街の復興を見つめてきたイタリア人の職人は「多くの人が人生のすべてや愛する人を失ったことに思いをはせてほしい」と思いを語りました。
30年前に発生した阪神・淡路大震災からの復興のシンボルで、犠牲者の鎮魂を願う「神戸ルミナリエ」が24日から始まりました。
24日午後6時に41万個の電球にあかりが一斉にともされると、会場全体がやわらかな光に包まれました。
ことしは東遊園地と旧外国人居留地、メリケンパークの3つの会場のほか、異人館がある北野地区などでも連携したライトアップが行われています。
会場ごとに高さ20メートル余りのイルミネーションや長さおよそ80メートルの光の回廊などさまざまな作品が展示されています。
24日は多くの市民などが訪れ、震災から30年にあわせて規模を拡大した作品を楽しんでいました。
当時、神戸市の自宅で被災したという女性
「1回目から毎回来ています。ルミナリエは希望であり、いろいろな人の悲しみを背負って生きていかなければと思う場所です。ルミナリエで少しでも明るい未来を描けたらいいなと思います」
主にイタリア人の職人たちが手作業で設計や設置
「神戸ルミナリエ」の設計や設置作業は、主にイタリア人の職人たちが担い、地元企業の支援も受けながら手作業で行います。
デザインを担当したのは、東京在住のイタリア人、ダニエル・モンテベルデさん(73)で2011年から毎年異なるデザインを考案しています。
ことしのテーマは「30年の光、永遠に輝く希望」で、阪神・淡路大震災から30年にあわせて、例年より設置する作品の幅を大きくしました。
3つの会場のうち、海沿いのメリケンパークに設置する作品の玄関部分にあたる「フロントーネ」は、去年よりも幅がおよそ10メートル長い、51メートルにしました。
さらに、港町・神戸をイメージした波や、イタリア語で巨大な円形のステンドグラスを意味する「ロソーネ」と呼ばれる左右対称の円形の装飾を30個配置して、震災から30年を表現しました。
ダニエル・モンテベルデさん
「日本人には復興に向けて希望を持って努力し、立て直す力があると思うのでそれを誇りに思ってほしい。なぜルミナリエが神戸にあるのか調べた上で楽しんでもらいたい」
パーツはすべてイタリアから 設置作業にも職人技
このデザインを設計図に落とし込むのが、エンリコ・デカーニャさん(50)です。
デカーニャさんは祖父の代から工房を引き継いだ3代目で、30年前の第1回には父親とともに参加し、その後も作業のために来日して街の復興を見つめてきました。
「ルミナリエ」は、電飾がついた木製のパーツをパズルのように組み合わせて独特のデザインを生み出していて、組み合わせるパーツは種類や方向を変えて繰り返し利用します。

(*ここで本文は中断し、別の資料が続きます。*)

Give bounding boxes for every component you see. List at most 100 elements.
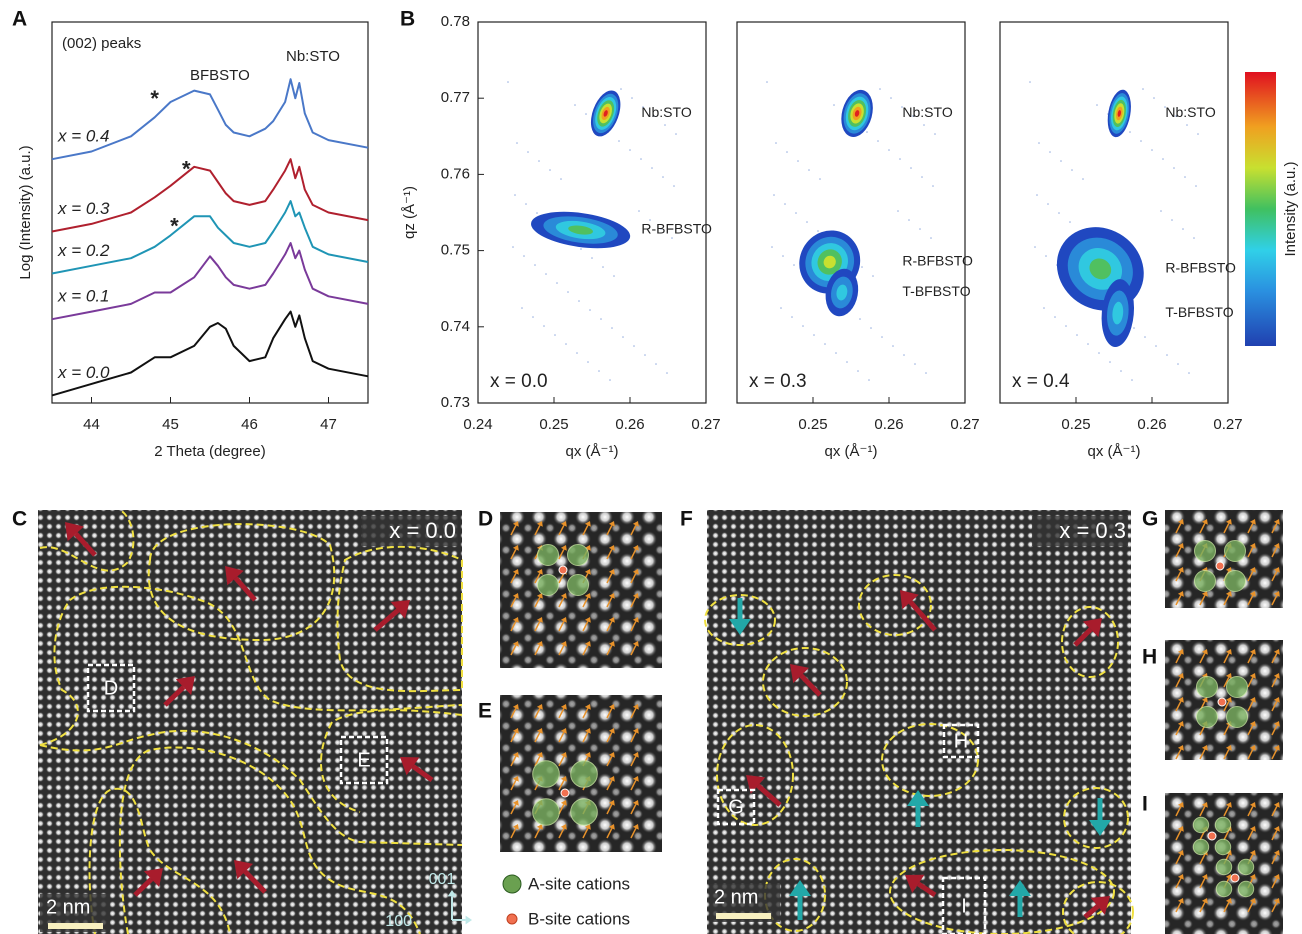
noise-dot xyxy=(1129,131,1131,133)
series-label: x = 0.3 xyxy=(57,199,110,218)
map-label: x = 0.3 xyxy=(749,371,807,392)
noise-dot xyxy=(523,255,525,257)
noise-dot xyxy=(1038,142,1040,144)
x-tick-label: 0.26 xyxy=(874,416,903,433)
peak-label: T-BFBSTO xyxy=(902,283,970,299)
noise-dot xyxy=(766,81,768,83)
noise-dot xyxy=(514,194,516,196)
noise-dot xyxy=(1195,185,1197,187)
x-axis-label: qx (Å⁻¹) xyxy=(1088,443,1141,460)
region-label: G xyxy=(728,796,744,818)
noise-dot xyxy=(897,210,899,212)
b-site xyxy=(1216,562,1224,570)
noise-dot xyxy=(1188,372,1190,374)
noise-dot xyxy=(1131,379,1133,381)
a-site xyxy=(1215,817,1230,832)
noise-dot xyxy=(1060,160,1062,162)
noise-dot xyxy=(675,133,677,135)
noise-dot xyxy=(1076,334,1078,336)
spectrum-line xyxy=(52,159,368,231)
noise-dot xyxy=(618,140,620,142)
a-site xyxy=(571,799,598,826)
noise-dot xyxy=(602,266,604,268)
noise-dot xyxy=(591,257,593,259)
noise-dot xyxy=(780,307,782,309)
spectrum-line xyxy=(52,79,368,159)
a-site xyxy=(1195,541,1216,562)
noise-dot xyxy=(1043,307,1045,309)
noise-dot xyxy=(910,167,912,169)
noise-dot xyxy=(655,363,657,365)
series-label: x = 0.1 xyxy=(57,287,110,306)
noise-dot xyxy=(662,176,664,178)
noise-dot xyxy=(554,334,556,336)
a-site xyxy=(1225,571,1246,592)
noise-dot xyxy=(806,221,808,223)
noise-dot xyxy=(919,228,921,230)
a-site xyxy=(1238,881,1253,896)
noise-dot xyxy=(903,354,905,356)
noise-dot xyxy=(1109,361,1111,363)
noise-dot xyxy=(1045,255,1047,257)
x-tick-label: 0.25 xyxy=(798,416,827,433)
a-site xyxy=(1193,817,1208,832)
y-tick-label: 0.73 xyxy=(441,394,470,411)
noise-dot xyxy=(1171,219,1173,221)
series-label: x = 0.4 xyxy=(57,127,110,146)
noise-dot xyxy=(1036,194,1038,196)
noise-dot xyxy=(877,140,879,142)
noise-dot xyxy=(1193,237,1195,239)
noise-dot xyxy=(525,203,527,205)
noise-dot xyxy=(560,178,562,180)
x-tick-label: 47 xyxy=(320,416,337,433)
axis-label: 100 xyxy=(385,913,412,930)
series-label: x = 0.2 xyxy=(57,241,110,260)
noise-dot xyxy=(587,361,589,363)
noise-dot xyxy=(795,212,797,214)
noise-dot xyxy=(813,334,815,336)
region-label: E xyxy=(357,749,370,771)
a-site xyxy=(1195,571,1216,592)
y-tick-label: 0.76 xyxy=(441,165,470,182)
noise-dot xyxy=(574,104,576,106)
noise-dot xyxy=(1054,316,1056,318)
noise-dot xyxy=(1029,81,1031,83)
noise-dot xyxy=(1069,221,1071,223)
noise-dot xyxy=(782,255,784,257)
noise-dot xyxy=(797,160,799,162)
noise-dot xyxy=(817,230,819,232)
peak-label: R-BFBSTO xyxy=(1165,260,1236,276)
noise-dot xyxy=(908,219,910,221)
noise-dot xyxy=(666,372,668,374)
noise-dot xyxy=(613,275,615,277)
noise-dot xyxy=(793,264,795,266)
noise-dot xyxy=(791,316,793,318)
noise-dot xyxy=(1096,104,1098,106)
peak-label: Nb:STO xyxy=(641,104,691,120)
y-axis-label: qz (Å⁻¹) xyxy=(401,186,418,239)
scale-label: 2 nm xyxy=(714,886,758,908)
noise-dot xyxy=(1065,325,1067,327)
y-tick-label: 0.78 xyxy=(441,13,470,30)
noise-dot xyxy=(611,327,613,329)
a-site xyxy=(538,545,559,566)
image-label: x = 0.3 xyxy=(1059,518,1126,543)
noise-dot xyxy=(879,88,881,90)
noise-dot xyxy=(1173,167,1175,169)
noise-dot xyxy=(808,169,810,171)
noise-dot xyxy=(516,142,518,144)
x-tick-label: 0.26 xyxy=(615,416,644,433)
b-site xyxy=(561,789,569,797)
noise-dot xyxy=(824,343,826,345)
a-site xyxy=(1216,881,1231,896)
colorbar-label: Intensity (a.u.) xyxy=(1282,161,1299,256)
noise-dot xyxy=(1120,370,1122,372)
a-site xyxy=(568,575,589,596)
panel-letter: F xyxy=(680,508,693,531)
noise-dot xyxy=(556,282,558,284)
noise-dot xyxy=(773,194,775,196)
noise-dot xyxy=(1071,169,1073,171)
noise-dot xyxy=(521,307,523,309)
axis-arrow-head xyxy=(466,916,472,925)
y-axis-label: Log (Intensity) (a.u.) xyxy=(17,145,34,279)
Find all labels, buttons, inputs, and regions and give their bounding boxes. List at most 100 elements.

このため、イタリアの工房にあるすべてのパーツを把握し、どう組み合わせて設計図に落とし込むか、高度な技術が求められます。
デカーニャさんによりますと、工房には長年受け継いできたおよそ220種類、1万2000個のパーツがあるということですが、このうち今回は19種類、495個のパーツを「フロントーネ」に使用したということです。
「神戸ルミナリエ」で使用されるパーツは、すべてイタリアから2回にわけて船で運ばれ、その後、職人もイタリアから来日して設置作業を行います。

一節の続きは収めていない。